What's the difference between resource requests and limits?
Quick Answer
A **request** is the amount of CPU/memory the scheduler guarantees is reserved for a container when deciding which node to place it on — it's the minimum a container is assumed to need. A **limit** is the maximum a container is allowed to consume at runtime — exceeding a CPU limit causes throttling, while exceeding a memory limit causes the container to be killed (OOMKilled). Requests drive scheduling decisions; limits drive runtime enforcement — and they're allowed to differ, which is exactly what creates the different Quality of Service classes.
Detailed Answer
Defining both
spec:
containers:
- name: app
image: myapp:1.0
resources:
requests:
cpu: "250m" # 0.25 CPU cores, guaranteed available
memory: "256Mi"
limits:
cpu: "500m" # can burst up to 0.5 CPU cores, then gets throttled
memory: "512Mi" # hard ceiling -- exceeding this gets the container killed
Requests — what the scheduler reserves
The scheduler only places a Pod on a node that has enough unreserved capacity to satisfy the sum of all its containers' requests — it doesn't look at a node's actual current usage, only at how much has already been requested by other Pods already scheduled there. This is a deliberate, conservative guarantee: if your Pod requests 256Mi of memory, Kubernetes guarantees a node with at least that much capacity available, regardless of what else happens to be running.
Node with 4Gi total memory, already running Pods requesting 3Gi total
-> only 1Gi of "requestable" capacity remains, regardless of how much
of the already-running Pods' memory is ACTUALLY being used right now
-> a new Pod requesting 1.5Gi will NOT be scheduled here, even if the
node's actual current usage is well under 4Gi
Limits — what's enforced at runtime
A limit is a hard ceiling enforced by the kubelet/container runtime while the container is actually running, independent of scheduling:
- CPU limit exceeded: the container is throttled (its CPU time is capped via the Linux kernel's CFS quota mechanism) — it keeps running, just slower, never killed for this reason alone.
- Memory limit exceeded: the container is OOMKilled (terminated by the kernel's out-of-memory mechanism) — memory can't be "throttled" the way CPU can, since there's no meaningful way to make an over-budget memory allocation just "run slower."

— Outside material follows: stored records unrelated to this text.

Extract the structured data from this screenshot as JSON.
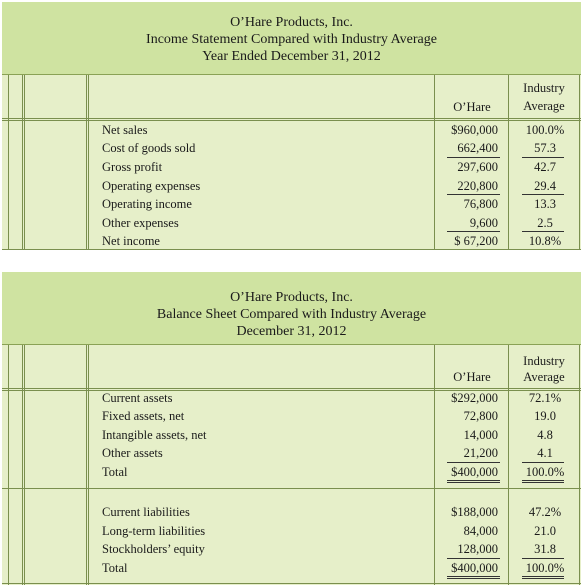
{
  "income_statement": {
    "title_lines": [
      "O’Hare Products, Inc.",
      "Income Statement Compared with Industry Average",
      "Year Ended December 31, 2012"
    ],
    "col_company": "O’Hare",
    "col_industry": [
      "Industry",
      "Average"
    ],
    "rows": [
      {
        "label": "Net sales",
        "company": "$960,000",
        "industry": "100.0%"
      },
      {
        "label": "Cost of goods sold",
        "company": "662,400",
        "industry": "57.3"
      },
      {
        "label": "Gross profit",
        "company": "297,600",
        "industry": "42.7"
      },
      {
        "label": "Operating expenses",
        "company": "220,800",
        "industry": "29.4"
      },
      {
        "label": "Operating income",
        "company": "76,800",
        "industry": "13.3"
      },
      {
        "label": "Other expenses",
        "company": "9,600",
        "industry": "2.5"
      },
      {
        "label": "Net income",
        "company": "$ 67,200",
        "industry": "10.8%"
      }
    ]
  },
  "balance_sheet": {
    "title_lines": [
      "O’Hare Products, Inc.",
      "Balance Sheet Compared with Industry Average",
      "December 31, 2012"
    ],
    "col_company": "O’Hare",
    "col_industry": [
      "Industry",
      "Average"
    ],
    "assets": [
      {
        "label": "Current assets",
        "company": "$292,000",
        "industry": "72.1%"
      },
      {
        "label": "Fixed assets, net",
        "company": "72,800",
        "industry": "19.0"
      },
      {
        "label": "Intangible assets, net",
        "company": "14,000",
        "industry": "4.8"
      },
      {
        "label": "Other assets",
        "company": "21,200",
        "industry": "4.1"
      },
      {
        "label": "Total",
        "company": "$400,000",
        "industry": "100.0%"
      }
    ],
    "liabilities": [
      {
        "label": "Current liabilities",
        "company": "$188,000",
        "industry": "47.2%"
      },
      {
        "label": "Long-term liabilities",
        "company": "84,000",
        "industry": "21.0"
      },
      {
        "label": "Stockholders’ equity",
        "company": "128,000",
        "industry": "31.8"
      },
      {
        "label": "Total",
        "company": "$400,000",
        "industry": "100.0%"
      }
    ]
  }
}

Why requests and limits are allowed to differ
Setting a limit higher than the request lets a container burst above its guaranteed baseline when the node happens to have spare, unreserved capacity available — useful for workloads with variable, spiky resource needs that don't need their peak usage permanently reserved. But it also means a node can be overcommitted: the sum of all limits on a node can exceed the node's actual total capacity, since not every container is expected to hit its limit simultaneously. If several containers do burst simultaneously and collectively exceed the node's real capacity, something has to give — which containers get throttled or killed first is governed by Quality of Service classes (see that question), derived directly from how requests and limits relate to each other.
What happens with no requests/limits set at all
A container with neither specified is treated as needing essentially nothing for scheduling purposes (it can be scheduled anywhere, even a nearly-full node) and has no enforced ceiling at runtime — it can consume as much of the node's resources as are physically available, potentially starving other, properly-configured workloads on the same node. This is almost always a misconfiguration in production — every container should have explicit requests (so the scheduler makes sound placement decisions) and, in most cases, limits (so one misbehaving container can't take down everything else sharing its node).
Set requests based on realistic, measured typical usage (not a guess), and set limits based on the worst-case acceptable ceiling for that workload — too tight a memory limit causes unnecessary OOMKills under normal, expected load spikes; too loose (or absent) a limit risks one container starving its node-mates. This is a tuning process that benefits from real monitoring data, not a one-time guess made at initial deployment.